A more detailed description of academic integrity, including the University’s policies and procedures, may be found in the Academic Calendar at http://calendar.ubc.ca/vancouver/index.cfm?tree=3,54,111,0.
Use of GenAI
Generative AI tools, such as large language models like ChatGPT, Claude, or Gemini, can be useful for exploring ideas, reviewing concepts, and troubleshooting problems. In this course, you may use these tools for those purposes, provided that any use of AI assistance in your coursework is properly cited. However, it is not permitted to complete assignments by copying and pasting AI-generated responses. All submitted work must reflect your own understanding and original effort.
Plagiarism
Students must correctly cite any code or text that has been authored by someone else or by the student themselves for other assignments. Cases of plagiarism may include, but are not limited to:
- the reproduction (copying and pasting) of code or text with none or minimal reformatting (e.g., changing the name of the variables)
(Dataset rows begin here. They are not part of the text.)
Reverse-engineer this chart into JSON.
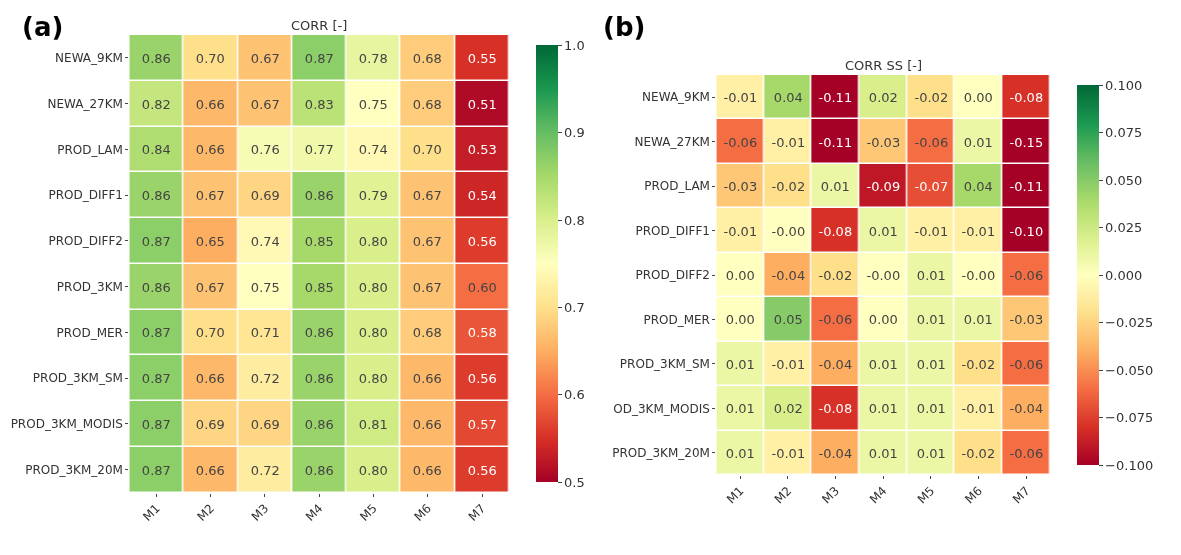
{
  "chart_data": [
    {
      "type": "heatmap",
      "title": "CORR [-]",
      "annotations": [
        "(a)"
      ],
      "categories": [
        "M1",
        "M2",
        "M3",
        "M4",
        "M5",
        "M6",
        "M7"
      ],
      "y_categories": [
        "NEWA_9KM",
        "NEWA_27KM",
        "PROD_LAM",
        "PROD_DIFF1",
        "PROD_DIFF2",
        "PROD_3KM",
        "PROD_MER",
        "PROD_3KM_SM",
        "PROD_3KM_MODIS",
        "PROD_3KM_20M"
      ],
      "cells": [
        [
          0.86,
          0.7,
          0.67,
          0.87,
          0.78,
          0.68,
          0.55
        ],
        [
          0.82,
          0.66,
          0.67,
          0.83,
          0.75,
          0.68,
          0.51
        ],
        [
          0.84,
          0.66,
          0.76,
          0.77,
          0.74,
          0.7,
          0.53
        ],
        [
          0.86,
          0.67,
          0.69,
          0.86,
          0.79,
          0.67,
          0.54
        ],
        [
          0.87,
          0.65,
          0.74,
          0.85,
          0.8,
          0.67,
          0.56
        ],
        [
          0.86,
          0.67,
          0.75,
          0.85,
          0.8,
          0.67,
          0.6
        ],
        [
          0.87,
          0.7,
          0.71,
          0.86,
          0.8,
          0.68,
          0.58
        ],
        [
          0.87,
          0.66,
          0.72,
          0.86,
          0.8,
          0.66,
          0.56
        ],
        [
          0.87,
          0.69,
          0.69,
          0.86,
          0.81,
          0.66,
          0.57
        ],
        [
          0.87,
          0.66,
          0.72,
          0.86,
          0.8,
          0.66,
          0.56
        ]
      ],
      "cell_labels": [
        [
          "0.86",
          "0.70",
          "0.67",
          "0.87",
          "0.78",
          "0.68",
          "0.55"
        ],
        [
          "0.82",
          "0.66",
          "0.67",
          "0.83",
          "0.75",
          "0.68",
          "0.51"
        ],
        [
          "0.84",
          "0.66",
          "0.76",
          "0.77",
          "0.74",
          "0.70",
          "0.53"
        ],
        [
          "0.86",
          "0.67",
          "0.69",
          "0.86",
          "0.79",
          "0.67",
          "0.54"
        ],
        [
          "0.87",
          "0.65",
          "0.74",
          "0.85",
          "0.80",
          "0.67",
          "0.56"
        ],
        [
          "0.86",
          "0.67",
          "0.75",
          "0.85",
          "0.80",
          "0.67",
          "0.60"
        ],
        [
          "0.87",
          "0.70",
          "0.71",
          "0.86",
          "0.80",
          "0.68",
          "0.58"
        ],
        [
          "0.87",
          "0.66",
          "0.72",
          "0.86",
          "0.80",
          "0.66",
          "0.56"
        ],
        [
          "0.87",
          "0.69",
          "0.69",
          "0.86",
          "0.81",
          "0.66",
          "0.57"
        ],
        [
          "0.87",
          "0.66",
          "0.72",
          "0.86",
          "0.80",
          "0.66",
          "0.56"
        ]
      ],
      "clim": [
        0.5,
        1.0
      ],
      "cticks": [
        0.5,
        0.6,
        0.7,
        0.8,
        0.9,
        {
          "value": 1.0,
          "label": "1.0"
        }
      ]
    },
    {
      "type": "heatmap",
      "title": "CORR SS [-]",
      "annotations": [
        "(b)"
      ],
      "categories": [
        "M1",
        "M2",
        "M3",
        "M4",
        "M5",
        "M6",
        "M7"
      ],
      "y_categories": [
        "NEWA_9KM",
        "NEWA_27KM",
        "PROD_LAM",
        "PROD_DIFF1",
        "PROD_DIFF2",
        "PROD_MER",
        "PROD_3KM_SM",
        "OD_3KM_MODIS",
        "PROD_3KM_20M"
      ],
      "cells": [
        [
          -0.01,
          0.04,
          -0.11,
          0.02,
          -0.02,
          0.0,
          -0.08
        ],
        [
          -0.06,
          -0.01,
          -0.11,
          -0.03,
          -0.06,
          0.01,
          -0.15
        ],
        [
          -0.03,
          -0.02,
          0.01,
          -0.09,
          -0.07,
          0.04,
          -0.11
        ],
        [
          -0.01,
          0.0,
          -0.08,
          0.01,
          -0.01,
          -0.01,
          -0.1
        ],
        [
          0.0,
          -0.04,
          -0.02,
          0.0,
          0.01,
          0.0,
          -0.06
        ],
        [
          0.0,
          0.05,
          -0.06,
          0.0,
          0.01,
          0.01,
          -0.03
        ],
        [
          0.01,
          -0.01,
          -0.04,
          0.01,
          0.01,
          -0.02,
          -0.06
        ],
        [
          0.01,
          0.02,
          -0.08,
          0.01,
          0.01,
          -0.01,
          -0.04
        ],
        [
          0.01,
          -0.01,
          -0.04,
          0.01,
          0.01,
          -0.02,
          -0.06
        ]
      ],
      "cell_labels": [
        [
          "-0.01",
          "0.04",
          "-0.11",
          "0.02",
          "-0.02",
          "0.00",
          "-0.08"
        ],
        [
          "-0.06",
          "-0.01",
          "-0.11",
          "-0.03",
          "-0.06",
          "0.01",
          "-0.15"
        ],
        [
          "-0.03",
          "-0.02",
          "0.01",
          "-0.09",
          "-0.07",
          "0.04",
          "-0.11"
        ],
        [
          "-0.01",
          "-0.00",
          "-0.08",
          "0.01",
          "-0.01",
          "-0.01",
          "-0.10"
        ],
        [
          "0.00",
          "-0.04",
          "-0.02",
          "-0.00",
          "0.01",
          "-0.00",
          "-0.06"
        ],
        [
          "0.00",
          "0.05",
          "-0.06",
          "0.00",
          "0.01",
          "0.01",
          "-0.03"
        ],
        [
          "0.01",
          "-0.01",
          "-0.04",
          "0.01",
          "0.01",
          "-0.02",
          "-0.06"
        ],
        [
          "0.01",
          "0.02",
          "-0.08",
          "0.01",
          "0.01",
          "-0.01",
          "-0.04"
        ],
        [
          "0.01",
          "-0.01",
          "-0.04",
          "0.01",
          "0.01",
          "-0.02",
          "-0.06"
        ]
      ],
      "clim": [
        -0.1,
        0.1
      ],
      "cticks": [
        {
          "value": -0.1,
          "label": "−0.100"
        },
        {
          "value": -0.075,
          "label": "−0.075"
        },
        {
          "value": -0.05,
          "label": "−0.050"
        },
        {
          "value": -0.025,
          "label": "−0.025"
        },
        {
          "value": 0,
          "label": "0.000"
        },
        {
          "value": 0.025,
          "label": "0.025"
        },
        {
          "value": 0.05,
          "label": "0.050"
        },
        {
          "value": 0.075,
          "label": "0.075"
        },
        {
          "value": 0.1,
          "label": "0.100"
        }
      ]
    }
  ]
}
- the translation of an algorithm or a script from a language to another
- the generation of code and/or text by automatic code-generation software or large language model
An “adequate acknowledgement” requires a detailed identification of the (parts of the) code or text reused and a full citation of the original source code that has been reused.
The above attribution policy applies only to assignments. No code or text may be copied (with or without attribution) from any source during an exam. Answers must always be in your own words. At a minimum, copying will result in a grade of 0 for the related assignment.
Repeated plagiarism of any form could result in larger penalties, including failure of the course.
Resources
For additional information, please check out these useful student resources, the survival tips from your TAs, and the Frequently Asked Questions. If you want to use any of this material elsewhere, please read the license.
Attribution
Parts of this syllabus have been copied and derived from the DSCI 100 syllabus and the UBC MDS Policies.